What this means for caffeine is that you should replace your usual caffeine source with a decaffeinated version of the same thing. This decaffeinated substitute should also be available from the same sources as whatever you’re used to consuming. So if you normally have coffee at home, instead have decaf at home. If you normally get Diet Coke from 7-Eleven, instead get caffeine-free Diet Coke if they have it; otherwise, go for diet root beer, which is the closest thing to decaffeinated diet cola.
The One-Week Caffeine Addiction Solution
Putting that all together, here’s the exact schedule you should follow for quitting caffeine in one week. Before you start, figure out what your substitute habit is going to be—decaf coffee, herbal tea, root beer, etc. If you normally make or drink it at home or the office, get enough to last you more than a week. Also get a bottle of DL-phenylalanine capsules.
Day one: Take 1,000 milligrams of DL-phenylalanine first thing in the morning, and another 1,000 milligrams around noon. Throw away any caffeine-containing products you have in your house. Start drinking your substitute beverage instead.
Day two: As on day one, take 1,000 milligrams of DLPA in the morning and 1,000 milligrams at noon. The morning of day two is the hardest for most people—once you go without caffeine that morning, it only gets easier from there.
Days three and four: Take 1,000 milligrams of DLPA in the morning and 500 milligrams at noon. By this point your caffeine cravings should be all but gone.
Days five and six: Take 500 milligrams of DLPA in the morning and 500 milligrams at noon.
Days 7–10: Take 500 milligrams of DLPA in the morning, but not at noon. By day seven, your tolerance is probably completely reset and your addiction is over, but you should keep going for 10 days just to be sure.
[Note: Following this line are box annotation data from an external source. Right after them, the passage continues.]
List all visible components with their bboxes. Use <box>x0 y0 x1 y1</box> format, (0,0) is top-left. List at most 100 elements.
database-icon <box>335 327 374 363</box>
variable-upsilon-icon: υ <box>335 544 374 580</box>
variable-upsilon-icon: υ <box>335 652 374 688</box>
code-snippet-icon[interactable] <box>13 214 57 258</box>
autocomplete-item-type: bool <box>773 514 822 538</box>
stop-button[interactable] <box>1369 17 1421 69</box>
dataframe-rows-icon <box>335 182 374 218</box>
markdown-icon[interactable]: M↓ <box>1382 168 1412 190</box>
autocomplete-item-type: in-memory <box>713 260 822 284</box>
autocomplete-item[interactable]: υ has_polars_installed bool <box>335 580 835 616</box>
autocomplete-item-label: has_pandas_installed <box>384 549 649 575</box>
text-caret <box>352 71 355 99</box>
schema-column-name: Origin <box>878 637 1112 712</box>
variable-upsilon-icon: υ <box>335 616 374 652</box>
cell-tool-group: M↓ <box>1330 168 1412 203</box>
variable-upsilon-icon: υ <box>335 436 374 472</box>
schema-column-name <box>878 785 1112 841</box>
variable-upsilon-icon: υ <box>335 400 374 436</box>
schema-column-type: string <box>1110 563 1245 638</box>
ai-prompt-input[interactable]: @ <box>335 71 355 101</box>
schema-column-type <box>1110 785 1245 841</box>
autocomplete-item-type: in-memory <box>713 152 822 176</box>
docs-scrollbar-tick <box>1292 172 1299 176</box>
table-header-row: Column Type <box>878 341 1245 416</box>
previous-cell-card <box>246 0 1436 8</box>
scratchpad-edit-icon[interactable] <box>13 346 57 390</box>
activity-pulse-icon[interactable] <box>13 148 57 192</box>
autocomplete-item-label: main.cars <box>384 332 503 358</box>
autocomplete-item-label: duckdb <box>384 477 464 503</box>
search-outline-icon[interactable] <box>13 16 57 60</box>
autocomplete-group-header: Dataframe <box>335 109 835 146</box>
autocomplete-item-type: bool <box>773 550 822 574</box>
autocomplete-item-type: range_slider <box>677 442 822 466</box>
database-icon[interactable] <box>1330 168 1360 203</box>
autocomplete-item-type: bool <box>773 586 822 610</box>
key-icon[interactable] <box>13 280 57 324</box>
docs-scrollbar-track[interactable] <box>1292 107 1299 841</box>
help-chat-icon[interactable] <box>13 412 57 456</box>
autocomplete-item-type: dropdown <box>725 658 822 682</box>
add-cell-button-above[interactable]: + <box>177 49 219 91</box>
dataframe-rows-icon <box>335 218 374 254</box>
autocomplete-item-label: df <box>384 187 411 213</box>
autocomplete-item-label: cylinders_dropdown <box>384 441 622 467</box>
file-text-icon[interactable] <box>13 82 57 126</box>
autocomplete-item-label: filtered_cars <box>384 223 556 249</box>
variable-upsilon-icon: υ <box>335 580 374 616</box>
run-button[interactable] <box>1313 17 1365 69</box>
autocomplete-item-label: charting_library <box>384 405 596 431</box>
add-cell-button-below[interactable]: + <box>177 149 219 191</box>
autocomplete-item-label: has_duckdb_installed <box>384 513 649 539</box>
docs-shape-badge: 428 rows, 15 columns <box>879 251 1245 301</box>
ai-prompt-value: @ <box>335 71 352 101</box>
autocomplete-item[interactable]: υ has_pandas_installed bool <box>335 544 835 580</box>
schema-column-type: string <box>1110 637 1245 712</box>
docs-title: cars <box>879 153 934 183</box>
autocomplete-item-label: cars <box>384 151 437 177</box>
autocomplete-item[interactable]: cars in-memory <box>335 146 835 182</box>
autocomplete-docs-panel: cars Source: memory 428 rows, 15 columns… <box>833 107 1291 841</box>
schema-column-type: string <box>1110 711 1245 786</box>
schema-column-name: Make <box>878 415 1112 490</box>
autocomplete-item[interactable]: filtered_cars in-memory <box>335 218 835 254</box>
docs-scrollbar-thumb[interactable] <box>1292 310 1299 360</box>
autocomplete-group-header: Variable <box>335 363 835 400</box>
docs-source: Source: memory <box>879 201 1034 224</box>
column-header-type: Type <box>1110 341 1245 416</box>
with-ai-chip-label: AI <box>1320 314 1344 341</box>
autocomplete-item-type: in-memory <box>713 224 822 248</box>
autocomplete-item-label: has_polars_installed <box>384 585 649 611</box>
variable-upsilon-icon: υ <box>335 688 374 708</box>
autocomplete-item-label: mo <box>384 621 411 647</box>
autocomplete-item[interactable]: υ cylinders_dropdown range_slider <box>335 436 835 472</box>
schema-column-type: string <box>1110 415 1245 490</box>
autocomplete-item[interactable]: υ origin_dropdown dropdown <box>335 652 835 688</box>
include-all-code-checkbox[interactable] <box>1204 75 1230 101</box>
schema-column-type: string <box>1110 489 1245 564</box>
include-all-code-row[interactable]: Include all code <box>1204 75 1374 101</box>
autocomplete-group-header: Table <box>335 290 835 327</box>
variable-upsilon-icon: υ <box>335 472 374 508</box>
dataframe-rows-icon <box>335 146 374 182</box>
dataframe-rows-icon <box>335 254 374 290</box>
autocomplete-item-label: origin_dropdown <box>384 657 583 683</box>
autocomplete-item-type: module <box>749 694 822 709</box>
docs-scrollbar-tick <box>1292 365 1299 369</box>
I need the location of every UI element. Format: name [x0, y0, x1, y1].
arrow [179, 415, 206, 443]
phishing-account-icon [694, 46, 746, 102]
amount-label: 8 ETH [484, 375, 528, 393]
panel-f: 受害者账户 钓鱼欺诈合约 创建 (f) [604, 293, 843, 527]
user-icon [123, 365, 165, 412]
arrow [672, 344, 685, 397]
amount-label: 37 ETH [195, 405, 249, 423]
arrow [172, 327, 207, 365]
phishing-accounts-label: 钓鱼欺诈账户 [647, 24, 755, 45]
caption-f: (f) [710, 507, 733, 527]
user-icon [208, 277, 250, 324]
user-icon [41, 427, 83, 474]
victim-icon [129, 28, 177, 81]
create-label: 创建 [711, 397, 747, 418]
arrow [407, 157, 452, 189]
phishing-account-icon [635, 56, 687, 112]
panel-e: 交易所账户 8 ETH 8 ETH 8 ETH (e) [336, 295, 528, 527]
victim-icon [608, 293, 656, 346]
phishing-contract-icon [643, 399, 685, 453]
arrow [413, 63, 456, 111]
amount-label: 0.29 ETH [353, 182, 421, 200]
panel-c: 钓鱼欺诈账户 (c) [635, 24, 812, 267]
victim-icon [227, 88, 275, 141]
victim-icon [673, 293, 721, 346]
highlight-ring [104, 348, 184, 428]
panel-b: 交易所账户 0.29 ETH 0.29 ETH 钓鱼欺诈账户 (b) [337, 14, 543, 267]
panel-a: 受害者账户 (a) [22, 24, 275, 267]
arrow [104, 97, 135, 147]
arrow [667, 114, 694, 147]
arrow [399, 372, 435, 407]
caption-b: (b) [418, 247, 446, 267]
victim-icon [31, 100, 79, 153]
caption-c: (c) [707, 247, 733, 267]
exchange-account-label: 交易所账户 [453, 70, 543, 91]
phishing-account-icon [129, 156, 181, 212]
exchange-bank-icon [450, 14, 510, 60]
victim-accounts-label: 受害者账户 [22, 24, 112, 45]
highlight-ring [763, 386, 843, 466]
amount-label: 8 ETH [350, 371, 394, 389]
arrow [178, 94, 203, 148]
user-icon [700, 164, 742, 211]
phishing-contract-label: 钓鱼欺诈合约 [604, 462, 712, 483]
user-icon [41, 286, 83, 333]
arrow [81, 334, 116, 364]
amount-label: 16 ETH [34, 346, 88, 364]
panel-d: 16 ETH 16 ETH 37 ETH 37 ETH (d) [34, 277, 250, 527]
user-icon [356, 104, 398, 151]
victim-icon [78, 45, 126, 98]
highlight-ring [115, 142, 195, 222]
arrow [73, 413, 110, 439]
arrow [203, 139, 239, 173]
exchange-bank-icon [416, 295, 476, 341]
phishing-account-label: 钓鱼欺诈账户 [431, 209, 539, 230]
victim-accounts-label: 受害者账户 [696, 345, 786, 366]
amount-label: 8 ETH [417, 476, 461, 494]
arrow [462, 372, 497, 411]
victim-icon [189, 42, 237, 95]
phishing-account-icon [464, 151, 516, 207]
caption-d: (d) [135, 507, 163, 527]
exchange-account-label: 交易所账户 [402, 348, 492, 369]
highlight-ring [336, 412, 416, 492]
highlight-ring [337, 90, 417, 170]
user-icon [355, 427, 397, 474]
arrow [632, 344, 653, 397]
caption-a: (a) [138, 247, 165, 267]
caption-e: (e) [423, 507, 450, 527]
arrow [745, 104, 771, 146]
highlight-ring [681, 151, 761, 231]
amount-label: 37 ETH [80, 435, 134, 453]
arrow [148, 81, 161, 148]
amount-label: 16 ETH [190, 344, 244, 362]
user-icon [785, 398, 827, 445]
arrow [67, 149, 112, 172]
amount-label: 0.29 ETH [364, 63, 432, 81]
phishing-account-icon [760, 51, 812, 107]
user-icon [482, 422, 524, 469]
Day 11 and beyond: After 10 days, you can start having one caffeinated drink a day, in the morning, if you want to, as long as it has less than 100 milligrams of caffeine. Check this list to find the caffeine contents of various foods. You may also take 500 milligrams of DLPA either in the morning or around noon, as desired. Be aware that taking it with or shortly before caffeine will strengthen the effects of the caffeine.
Quitting caffeine and the withdrawals can be tough, but if you follow this system, you’ll only experience mild discomfort for the first two days. By day three, you’ll barely even miss caffeine. Within seven to 10 days, you’ll be over it all together and able to function at full capacity, without needing caffeine.